Clearly, it is extremely important that a supply chain outsourcing strategy identify risks. But HBR research concludes to have lack of any process to identify, prioritize, manage, and mitigate risks. In the HBR database of hundreds of companies, it was found that most firms ignore risks, sometimes with dire consequences. Their data show that when companies analyze global outsourcing decisions, they fall into three categories. Those who:
- add a risk assessment, 10%
- look at unit cost plus transportation only, 35%
- include inventory as part of the assessment, 55%
In other words, 90 percent of the firms do not conduct a risk assessment when outsourcing production. Yet, sourcing offshore carries myriad additional risks such as political instability, port disruptions, currency swings, demand swings, and more. Unforeseen events occur more frequently in very long global supply chains.
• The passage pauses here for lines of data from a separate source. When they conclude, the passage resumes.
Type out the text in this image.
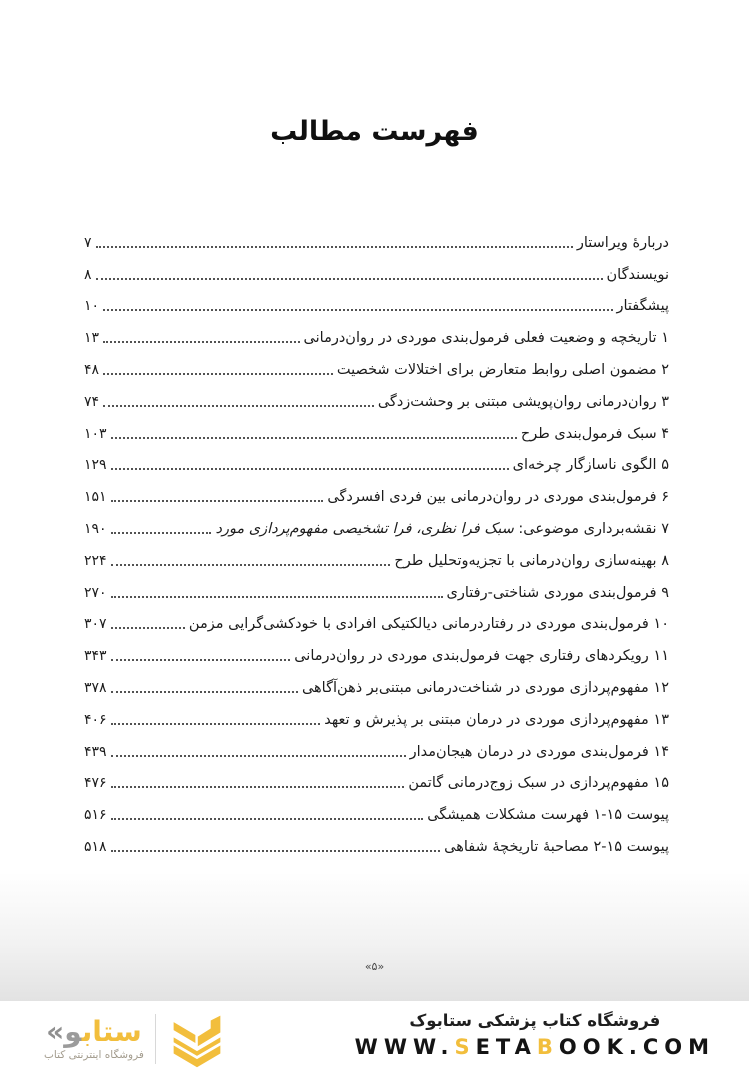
فهرست مطالب
دربارهٔ ویراستار
۷
نویسندگان
۸
پیشگفتار
۱۰
۱ تاریخچه و وضعیت فعلی فرمول‌بندی موردی در روان‌درمانی
۱۳
۲ مضمون اصلی روابط متعارض برای اختلالات شخصیت
۴۸
۳ روان‌درمانی روان‌پویشی مبتنی بر وحشت‌زدگی
۷۴
۴ سبک فرمول‌بندی طرح
۱۰۳
۵ الگوی ناسازگار چرخه‌ای
۱۲۹
۶ فرمول‌بندی موردی در روان‌درمانی بین فردی افسردگی
۱۵۱
۷ نقشه‌برداری موضوعی: سبک فرا نظری، فرا تشخیصی مفهوم‌پردازی مورد
۱۹۰
۸ بهینه‌سازی روان‌درمانی با تجزیه‌وتحلیل طرح
۲۲۴
۹ فرمول‌بندی موردی شناختی-رفتاری
۲۷۰
۱۰ فرمول‌بندی موردی در رفتاردرمانی دیالکتیکی افرادی با خودکشی‌گرایی مزمن
۳۰۷
۱۱ رویکردهای رفتاری جهت فرمول‌بندی موردی در روان‌درمانی
۳۴۳
۱۲ مفهوم‌پردازی موردی در شناخت‌درمانی مبتنی‌بر ذهن‌آگاهی
۳۷۸
۱۳ مفهوم‌پردازی موردی در درمان مبتنی بر پذیرش و تعهد
۴۰۶
۱۴ فرمول‌بندی موردی در درمان هیجان‌مدار
۴۳۹
۱۵ مفهوم‌پردازی در سبک زوج‌درمانی گاتمن
۴۷۶
پیوست ۱۵-۱ فهرست مشکلات همیشگی
۵۱۶
پیوست ۱۵-۲ مصاحبهٔ تاریخچهٔ شفاهی
۵۱۸
«۵»
ستابو«
فروشگاه اینترنتی کتاب
فروشگاه کتاب پزشکی ستابوک
WWW.SETABOOK.COM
And it's not just the global environment that creates supply risk. There's plenty of it in almost every major initiative. For example, a supply chain professional from a toy retailer told of trying to implement a new fulfillment system that went far over schedule and budget. The Christmas spike exploded before the fulfillment system was complete, resulting in an inability to process orders. People throughout the company worked 50 days straight, including Sundays, to try to stay ahead, yet the firm was forced to send thousands of letters saying, "Sorry your toy order will not arrive before Christmas."
Do you think most companies have made real changes to their practices to reduce risk as a result of recent major disruptions?